The National Museum of African American Music (NMAAM) officially opened to the public in January 2021. Discover the central role African Americans have played in shaping and creating all genres of American music. From classical to country to jazz and hip hop, NMAAM has integrated history and interactive technology to share the untold story of more than 50 music genres and sub-genres. Each week, NMAAM presents My Music Matters, an intimate chat with an artist, academic, music industry insider, and/or influencer that explores their career, personal perspective of the industry, and why the music that’s important to them matters to us all. Tours will initially be held Thursdays-Sundays from 11am-6pm.
Located on the third floor of the John Hope and Aurelia Elizabeth Franklin Library at Fisk University is the Aaron Douglas Gallery. Aaron Douglas is widely acknowledged as one of the most accomplished and influential visual artists of the Harlem Renaissance. In 1944, he concluded his art career by founding the Art Department at Fisk University in Nashville, Tennessee. He taught visual art classes at Fisk until his retirement in 1966. During his tenure as a professor in the Art Department, he was the founding director of the Carl Van Vechten Gallery of Fine Arts, which included both white and African-American art in an effort to educate students on being an artist in a segregated American South. Douglas is known as a prominent leader in modern African-American art whose work influenced artists for years to come.
Learn more about Black History at the Tennessee State Museum. The permanent exhibitions feature Black History from the early days of the state’s beginnings through the Civil War and Reconstruction and the Civil Rights Movements in Tennessee. The current temporary exhibition, Ratified! Tennessee Women and the Right to Vote includes the stories of many African American women who helped American women gain the right to vote.
The Civil Rights Room in the Nashville Public Library is a space for education and exploration of the Civil Rights Collection. The materials exhibited capture the drama of a time when thousands of African-American citizens in Nashville sparked a nonviolent challenge to racial segregation in the city and across the South.

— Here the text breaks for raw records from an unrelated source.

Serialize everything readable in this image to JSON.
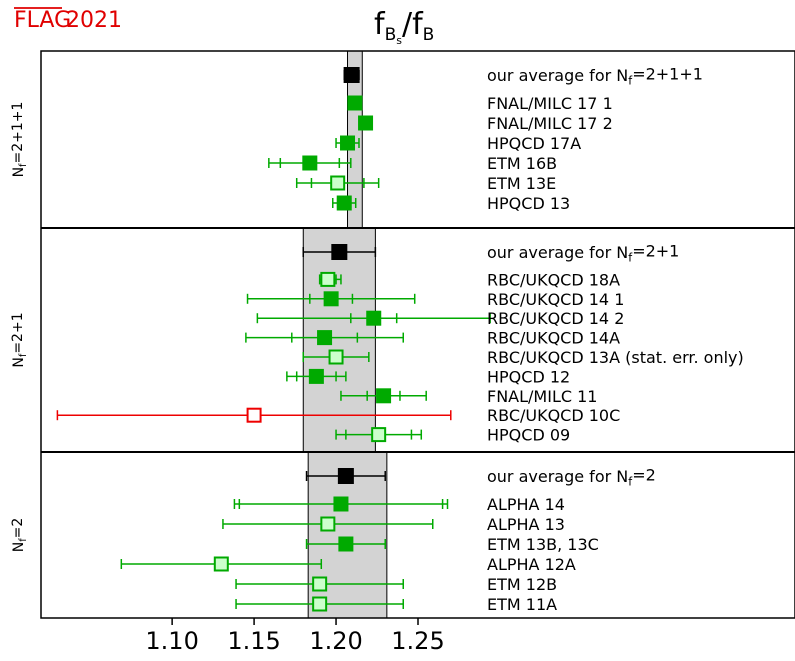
{
  "header": {
    "flag_logo": "FLAG",
    "flag_year": "2021",
    "title": "f_Bs/f_B"
  },
  "colors": {
    "average": "#000000",
    "filled": "#00aa00",
    "open_edge": "#00aa00",
    "open_fill": "#ccffcc",
    "red": "#ee0000",
    "band": "#d3d3d3"
  },
  "chart_data": {
    "type": "scatter",
    "title": "f_Bs/f_B",
    "xlabel": "",
    "xlim": [
      1.02,
      1.48
    ],
    "xticks": [
      1.1,
      1.15,
      1.2,
      1.25
    ],
    "xtick_labels": [
      "1.10",
      "1.15",
      "1.20",
      "1.25"
    ],
    "panels": [
      {
        "ylabel": "Nf=2+1+1",
        "band": [
          1.207,
          1.216
        ],
        "entries": [
          {
            "label": "our average for Nf=2+1+1",
            "kind": "average",
            "value": 1.2095,
            "err_lo": 0.0045,
            "err_hi": 0.0045,
            "stat_lo": null,
            "stat_hi": null
          },
          {
            "label": "FNAL/MILC 17 1",
            "kind": "filled",
            "value": 1.2115,
            "err_lo": 0.002,
            "err_hi": 0.002,
            "stat_lo": null,
            "stat_hi": null
          },
          {
            "label": "FNAL/MILC 17 2",
            "kind": "filled",
            "value": 1.218,
            "err_lo": 0.003,
            "err_hi": 0.003,
            "stat_lo": null,
            "stat_hi": null
          },
          {
            "label": "HPQCD 17A",
            "kind": "filled",
            "value": 1.207,
            "err_lo": 0.007,
            "err_hi": 0.007,
            "stat_lo": null,
            "stat_hi": null
          },
          {
            "label": "ETM 16B",
            "kind": "filled",
            "value": 1.184,
            "err_lo": 0.025,
            "err_hi": 0.025,
            "stat_lo": 0.018,
            "stat_hi": 0.018
          },
          {
            "label": "ETM 13E",
            "kind": "open",
            "value": 1.201,
            "err_lo": 0.025,
            "err_hi": 0.025,
            "stat_lo": 0.016,
            "stat_hi": 0.016
          },
          {
            "label": "HPQCD 13",
            "kind": "filled",
            "value": 1.205,
            "err_lo": 0.007,
            "err_hi": 0.007,
            "stat_lo": 0.004,
            "stat_hi": 0.004
          }
        ]
      },
      {
        "ylabel": "Nf=2+1",
        "band": [
          1.18,
          1.224
        ],
        "entries": [
          {
            "label": "our average for Nf=2+1",
            "kind": "average",
            "value": 1.202,
            "err_lo": 0.022,
            "err_hi": 0.022,
            "stat_lo": null,
            "stat_hi": null
          },
          {
            "label": "RBC/UKQCD 18A",
            "kind": "open",
            "value": 1.195,
            "err_lo": 0.005,
            "err_hi": 0.008,
            "stat_lo": 0.003,
            "stat_hi": 0.005
          },
          {
            "label": "RBC/UKQCD 14 1",
            "kind": "filled",
            "value": 1.197,
            "err_lo": 0.051,
            "err_hi": 0.051,
            "stat_lo": 0.013,
            "stat_hi": 0.013
          },
          {
            "label": "RBC/UKQCD 14 2",
            "kind": "filled",
            "value": 1.223,
            "err_lo": 0.071,
            "err_hi": 0.071,
            "stat_lo": 0.014,
            "stat_hi": 0.014
          },
          {
            "label": "RBC/UKQCD 14A",
            "kind": "filled",
            "value": 1.193,
            "err_lo": 0.048,
            "err_hi": 0.048,
            "stat_lo": 0.02,
            "stat_hi": 0.02
          },
          {
            "label": "RBC/UKQCD 13A (stat. err. only)",
            "kind": "open",
            "value": 1.2,
            "err_lo": 0.02,
            "err_hi": 0.02,
            "stat_lo": null,
            "stat_hi": null
          },
          {
            "label": "HPQCD 12",
            "kind": "filled",
            "value": 1.188,
            "err_lo": 0.018,
            "err_hi": 0.018,
            "stat_lo": 0.012,
            "stat_hi": 0.012
          },
          {
            "label": "FNAL/MILC 11",
            "kind": "filled",
            "value": 1.229,
            "err_lo": 0.026,
            "err_hi": 0.026,
            "stat_lo": 0.01,
            "stat_hi": 0.01
          },
          {
            "label": "RBC/UKQCD 10C",
            "kind": "open_red",
            "value": 1.15,
            "err_lo": 0.12,
            "err_hi": 0.12,
            "stat_lo": null,
            "stat_hi": null
          },
          {
            "label": "HPQCD 09",
            "kind": "open",
            "value": 1.226,
            "err_lo": 0.026,
            "err_hi": 0.026,
            "stat_lo": 0.02,
            "stat_hi": 0.02
          }
        ]
      },
      {
        "ylabel": "Nf=2",
        "band": [
          1.183,
          1.231
        ],
        "entries": [
          {
            "label": "our average for Nf=2",
            "kind": "average",
            "value": 1.206,
            "err_lo": 0.024,
            "err_hi": 0.024,
            "stat_lo": null,
            "stat_hi": null
          },
          {
            "label": "ALPHA 14",
            "kind": "filled",
            "value": 1.203,
            "err_lo": 0.065,
            "err_hi": 0.065,
            "stat_lo": 0.062,
            "stat_hi": 0.062
          },
          {
            "label": "ALPHA 13",
            "kind": "open",
            "value": 1.195,
            "err_lo": 0.064,
            "err_hi": 0.064,
            "stat_lo": null,
            "stat_hi": null
          },
          {
            "label": "ETM 13B, 13C",
            "kind": "filled",
            "value": 1.206,
            "err_lo": 0.024,
            "err_hi": 0.024,
            "stat_lo": null,
            "stat_hi": null
          },
          {
            "label": "ALPHA 12A",
            "kind": "open",
            "value": 1.13,
            "err_lo": 0.061,
            "err_hi": 0.061,
            "stat_lo": null,
            "stat_hi": null
          },
          {
            "label": "ETM 12B",
            "kind": "open",
            "value": 1.19,
            "err_lo": 0.051,
            "err_hi": 0.051,
            "stat_lo": null,
            "stat_hi": null
          },
          {
            "label": "ETM 11A",
            "kind": "open",
            "value": 1.19,
            "err_lo": 0.051,
            "err_hi": 0.051,
            "stat_lo": null,
            "stat_hi": null
          }
        ]
      }
    ]
  }
}
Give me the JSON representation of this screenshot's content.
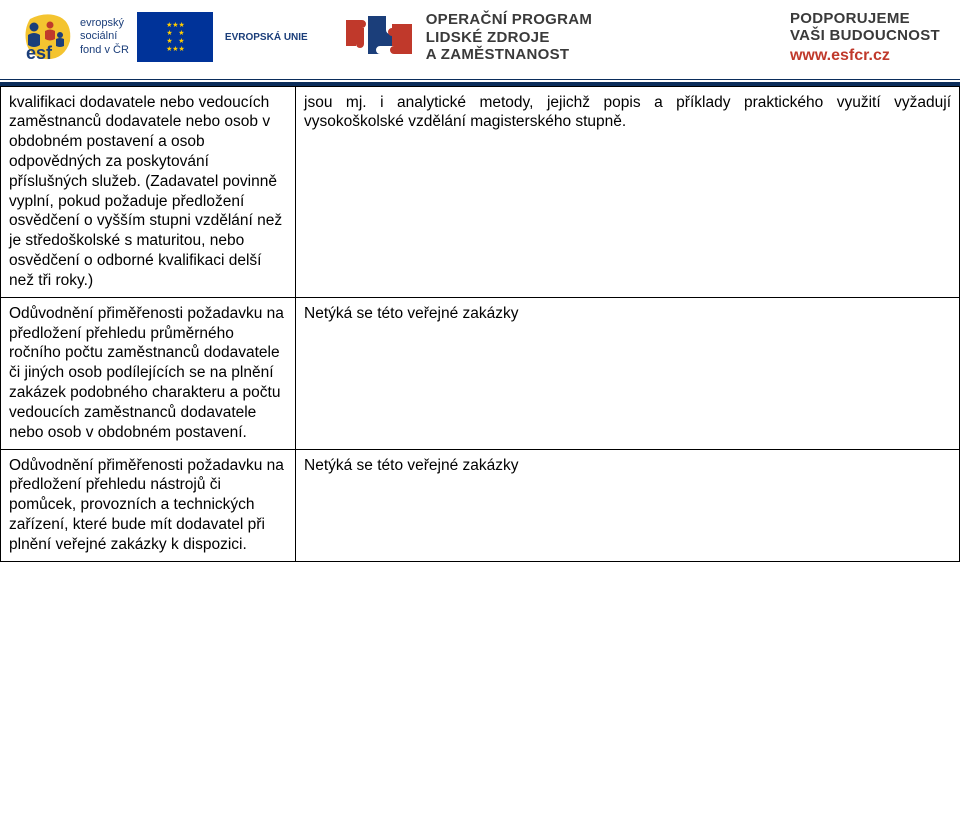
{
  "header": {
    "esf_lines": "evropský\nsociální\nfond v ČR",
    "eu_label": "EVROPSKÁ UNIE",
    "op_title": "OPERAČNÍ PROGRAM\nLIDSKÉ ZDROJE\nA ZAMĚSTNANOST",
    "support_title": "PODPORUJEME\nVAŠI BUDOUCNOST",
    "support_url": "www.esfcr.cz"
  },
  "table": {
    "rows": [
      {
        "left": "kvalifikaci dodavatele nebo vedoucích zaměstnanců dodavatele nebo osob v obdobném postavení a osob odpovědných za poskytování příslušných služeb. (Zadavatel povinně vyplní, pokud požaduje předložení osvědčení o vyšším stupni vzdělání než je středoškolské s maturitou, nebo osvědčení o odborné kvalifikaci delší než tři roky.)",
        "right": "jsou mj. i analytické metody, jejichž popis a příklady praktického využití vyžadují vysokoškolské vzdělání magisterského stupně."
      },
      {
        "left": "Odůvodnění přiměřenosti požadavku na předložení přehledu průměrného ročního počtu zaměstnanců dodavatele či jiných osob podílejících se na plnění zakázek podobného charakteru a počtu vedoucích zaměstnanců dodavatele nebo osob v obdobném postavení.",
        "right": "Netýká se této veřejné zakázky"
      },
      {
        "left": "Odůvodnění přiměřenosti požadavku na předložení přehledu nástrojů či pomůcek, provozních a technických zařízení, které bude mít dodavatel při plnění veřejné zakázky k dispozici.",
        "right": "Netýká se této veřejné zakázky"
      }
    ]
  }
}
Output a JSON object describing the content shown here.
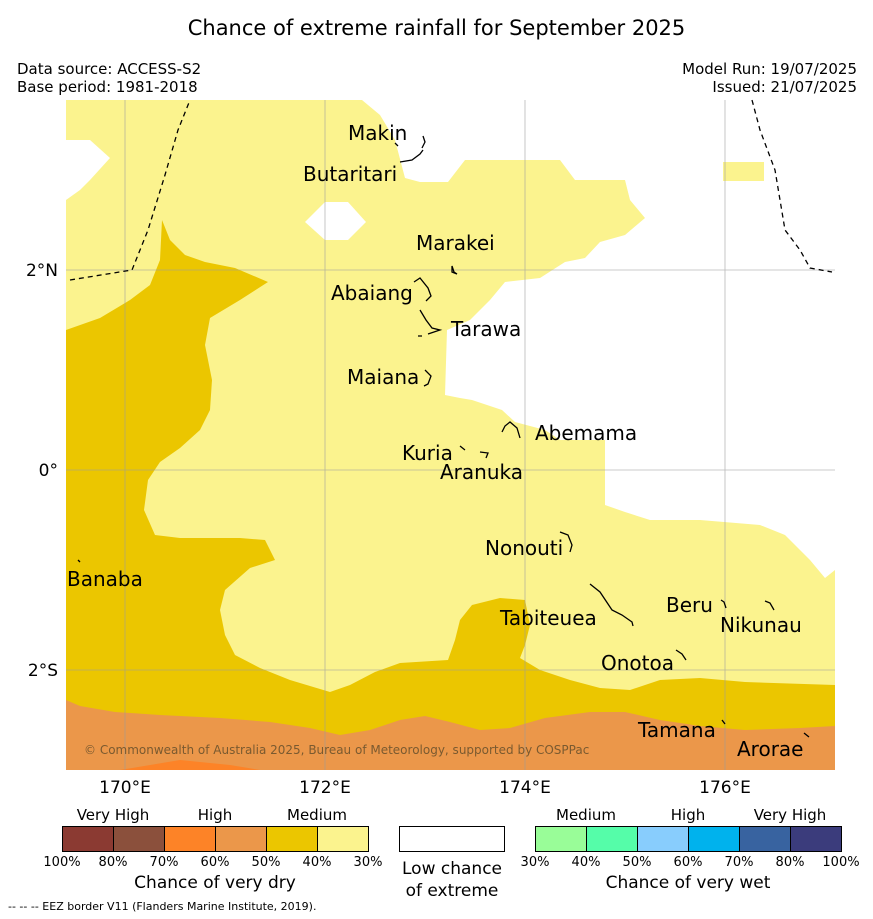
{
  "title": "Chance of extreme rainfall for September 2025",
  "meta": {
    "data_source": "Data source: ACCESS-S2",
    "base_period": "Base period: 1981-2018",
    "model_run": "Model Run: 19/07/2025",
    "issued": "Issued: 21/07/2025"
  },
  "map": {
    "lon_range": [
      169.4,
      177.1
    ],
    "lat_range": [
      -3.0,
      3.7
    ],
    "lon_ticks": [
      "170°E",
      "172°E",
      "174°E",
      "176°E"
    ],
    "lat_ticks": [
      "2°N",
      "0°",
      "2°S"
    ],
    "place_labels": [
      "Makin",
      "Butaritari",
      "Marakei",
      "Abaiang",
      "Tarawa",
      "Maiana",
      "Abemama",
      "Kuria",
      "Aranuka",
      "Nonouti",
      "Banaba",
      "Tabiteuea",
      "Beru",
      "Nikunau",
      "Onotoa",
      "Tamana",
      "Arorae"
    ],
    "copyright": "© Commonwealth of Australia 2025, Bureau of Meteorology, supported by COSPPac",
    "colors": {
      "medium_dry_30_40": "#fbf38e",
      "medium_dry_40_50": "#ebc600",
      "high_dry_50_60": "#eb974a",
      "high_dry_60_70": "#fd8327",
      "low_chance": "#ffffff"
    }
  },
  "legend": {
    "dry": {
      "groups": [
        "Very High",
        "High",
        "Medium"
      ],
      "ticks": [
        "100%",
        "80%",
        "70%",
        "60%",
        "50%",
        "40%",
        "30%"
      ],
      "colors": [
        "#8b3a32",
        "#8b503c",
        "#fd8327",
        "#eb974a",
        "#ebc600",
        "#fbf38e"
      ],
      "caption": "Chance of very dry"
    },
    "neutral": {
      "caption_line1": "Low chance",
      "caption_line2": "of extreme"
    },
    "wet": {
      "groups": [
        "Medium",
        "High",
        "Very High"
      ],
      "ticks": [
        "30%",
        "40%",
        "50%",
        "60%",
        "70%",
        "80%",
        "100%"
      ],
      "colors": [
        "#99fd98",
        "#55fda9",
        "#88cdfd",
        "#00b2ed",
        "#3863a0",
        "#3b3c7c"
      ],
      "caption": "Chance of very wet"
    }
  },
  "footnote": "--  --  -- EEZ border V11 (Flanders Marine Institute, 2019)."
}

The Jazz Workshop has come to serve as a gathering place for musicians, students, and jazz fans offering world-class jazz education and performance in supportive and creative environments. Artists have developed at the Jazz Workshop, recorded CDs, and have become favorites on the local jazz scene. Student groups have emerged from the Workshop and found performance venues, adding to the availability and diversity of jazz in the community.
Thanks to the research of the curatorial staff at The Hermitage, tour guides are now able to tell stories highlighting the lives of the enslaved men and women who lived here during the life of Andrew Jackson and beyond his death. Visitors will learn how vital the lives of the enslaved were to the operation of the farm, the harsh reality of the enslaved system and how these men and women endured until gaining their freedom.
An experienced guide will lead you on this walking tour through The Hermitage grounds and witness the places enslaved men, women and children were born, lived, worked, and died as you walk “In Their Footsteps.” Tickets also include access to The Hermitage mansion.
Nashville history expertise and roots in the city going back nine generations make it possible for Nashville History On Tour to craft classic and custom tours that inform and delight. Take a journey through African American history in Nashville. From the early arrival of free persons of color in the city through Emancipation to hard-fought battles for voting rights in the 1940s and 1950s to the classic country music scene in Music City today, you'll learn about people who overcame barriers and made their mark on Nashville. Explore the Civil Rights Tour to see how Nashville was one of the most important cities for marches, arrests, and bombing stories to learn about John Lewis and the African American student-led peaceful nonviolent lunch counter sit-ins to desegregate downtown eating establishments in 1960 in Nashville.
Follow in the steps of those who took a stand by taking a seat. The Civil Rights Sit-Ins tour was written and narrated by Fisk University professor Linda Wynn. The Downtown Civil Rights Sit-Ins tour begins at Church Street and Sixth Avenue North and ends at Rosa L. Parks Boulevard and Dr. Martin Luther King Jr. Boulevard.
Before there was a zoo, the Grassmere property was a family farm. There is a rich history to the land and many stories of the families that lived on it, from the white land owners to the enslaved individuals, and later, Black tenant farmers. On the Nashville Zoo Black History Tour, you will learn about the Black history of the property, the contributions these individuals made that ensured the success of Grassmere, and the eventual creation of Nashville Zoo.
United Street Tours offers a series of 5-star rated, historical Nashville walking tours that are led and curated by locals. The Nashville Black History Walking Tour celebrates the past through storytelling about Nashville’s enslaved population by spotlighting people such as Robert “Black Bob” Renfro. While the Nashville Black History Walking Tour gives you a look into the past, on the Nashville Civil Rights Walking Tour you’ll experience the civil rights story and gain an inspiring new perspective of Nashville. Discover the murals, music, and local community of the Music City with the Nashville Black Neighborhoods Walking Tour. Unearth the fragments and piece them together with extraordinary stories that leave you more educated and inspired to become bridge builders in the community.